The smuggling of gold, despite the self-sufficiency measures in place by the Indian government, created an avenue for Indians to participate in global economies of trade. Gulf merchants purchased gold legally in London, Zurich, Paris, and New York.5 This gold was taken to Dubai and then smuggled into India via dhows entering the port in Bombay. In Bombay, Indian agents paid either in dollars, pounds, or rupees (preferably coins—because they were the same in Dubai and India) for the gold. In 1966, one British agent noted the complexity of the economy and the role of Indians abroad in this economy. He wrote, “It is interesting in this context that even, for instance, the Indian textile worker in Bradford [England] plays his part in the business by selling his sterling earnings at a high premium.”6

Today, when Indian men working in the Gulf buy gold for their sisters’ weddings, as Yogesh and Shabana’s brother both did, they are participating in an exchange of oil, gold, and labor that has historically traversed the Arabian Sea.

I included abstracts in Hindi and Urdu with the hope of expanding the number of people who may decide to engage with the article. Professors at universities in South Asia are fluent in English and already actively engaged in many of the scholarly debates that arise in Cultural Anthropology and other journals. The abstracts in Hindi and Urdu were not written with these professors in mind. Rather, I hoped interested individuals who are not anthropology professors might come across the article, find it of interest, and want to talk about and/or challenge my arguments. To facilitate this, I wrote the abstracts in Hindi and Urdu with fewer technical terms.


1. Associations between migration and modernity are not new. In the first half of the twentieth century, British magazines equated good citizens with those who traveled by plane and argued that the technological “backwardness” of not traveling by plane made the “nation sick” (Bhimull 2017, 77). During that time, modernity and the future were connected to the idea of speed, and people needed to speedup in order to modernize (Bhimull 2017, 50–51, 87). Today, communities around the world associate mobility with development and modernity (cf. Chu 2010; Pedersen 2013; Amrute 2016).

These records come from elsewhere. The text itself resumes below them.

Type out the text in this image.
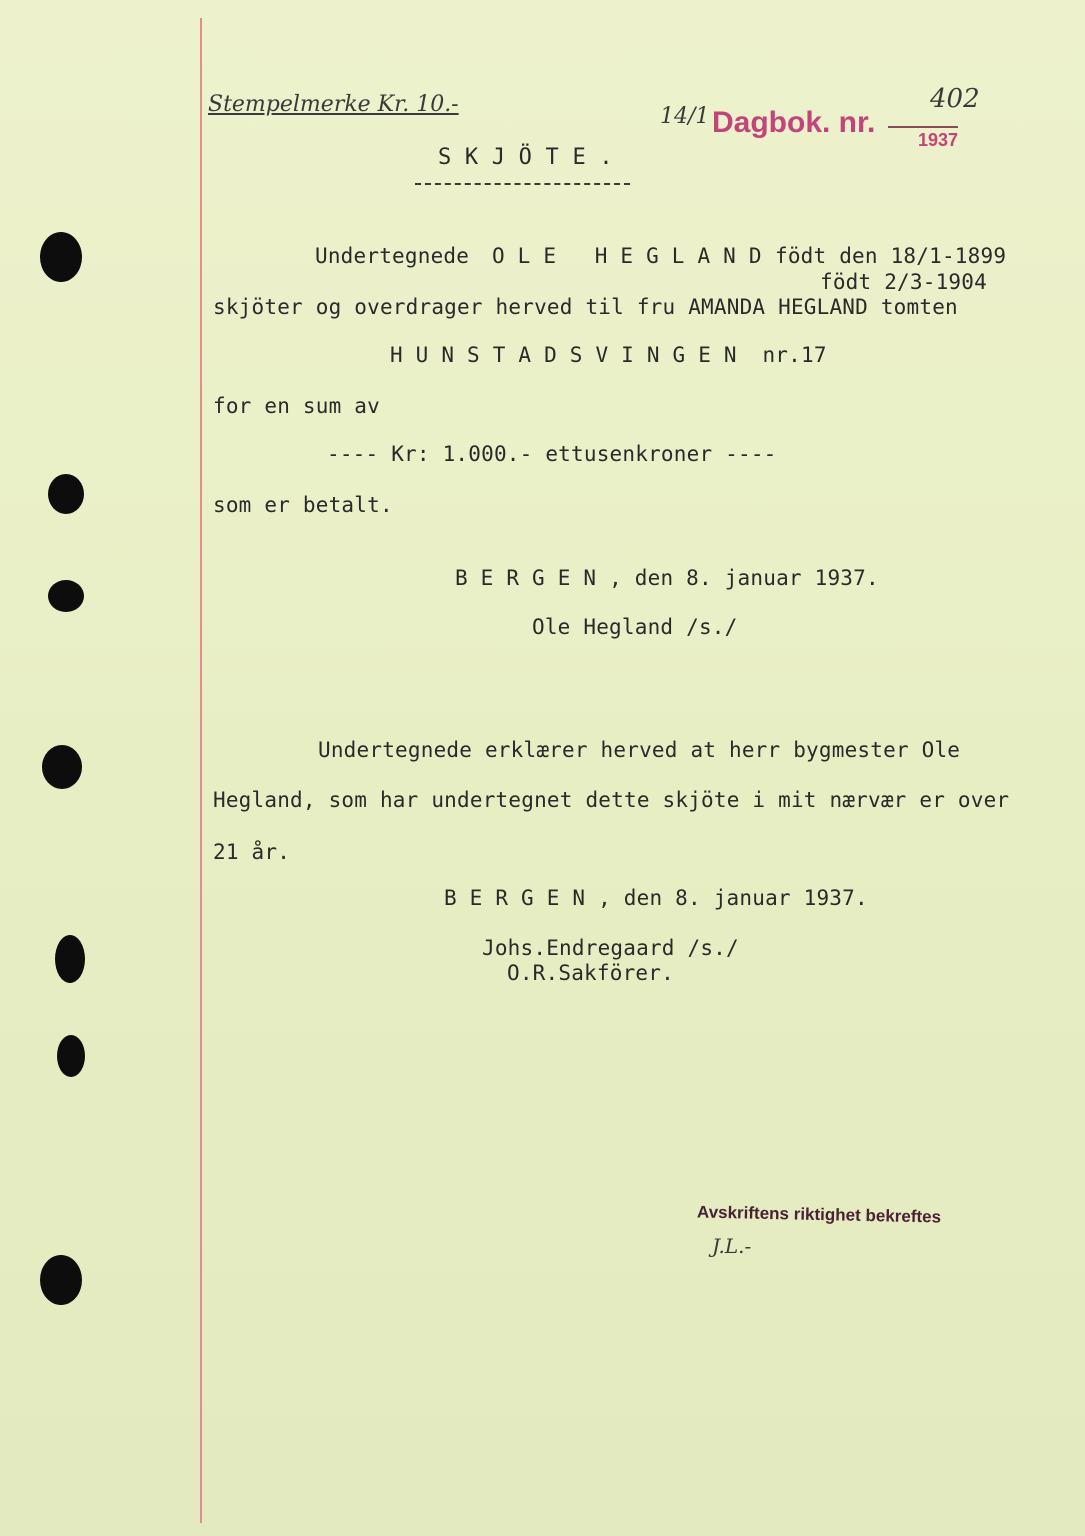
Stempelmerke Kr. 10.-	14/1 Dagbok. nr.
402
1937
S K J Ö T E .
Undertegnede O L E   H E G L A N D födt den 18/1-1899
födt 2/3-1904
skjöter og overdrager herved til fru AMANDA HEGLAND tomten
H U N S T A D S V I N G E N  nr.17
for en sum av
---- Kr: 1.000.- ettusenkroner ----
som er betalt.
B E R G E N , den 8. januar 1937.
Ole Hegland /s./
Undertegnede erklærer herved at herr bygmester Ole
Hegland, som har undertegnet dette skjöte i mit nærvær er over
21 år.
B E R G E N , den 8. januar 1937.
Johs.Endregaard /s./
O.R.Sakförer.
Avskriftens riktighet bekreftes
J.L.-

2. In my book, I consider how migrant laborers situate their everyday practices through stories about the past and the future, and I draw upon Audra Simpson’s (2014, 2017) work on refusal in order to explore the ways in which these stories engage with dispossession and assimilation.

3. Poetics are speech functions that are discursively creative and represent relations; speakers use poetics to create equivalencies (Peirce 1932; Jakobson 1960; Lempert 2008; Silverstein 2011; Bielo 2019).

4. From HBM Political Agency, Trucial States, Dubai, to Sir William Luce, British Residency, Bahrain. 19 January 1966. 1181/66C (RE 1:1966: 841-846).

5. Report by Patrick Eyers to the Political Agency, Trucial States, Dubai. 9 April 1962. (RE 1962:515).

6. From HBM Political Agency, Trucial States, Dubai, to Sir William Luce, British Residency, Bahrain. 19 January 1966. 1181/66C (RE 1:1966: 845).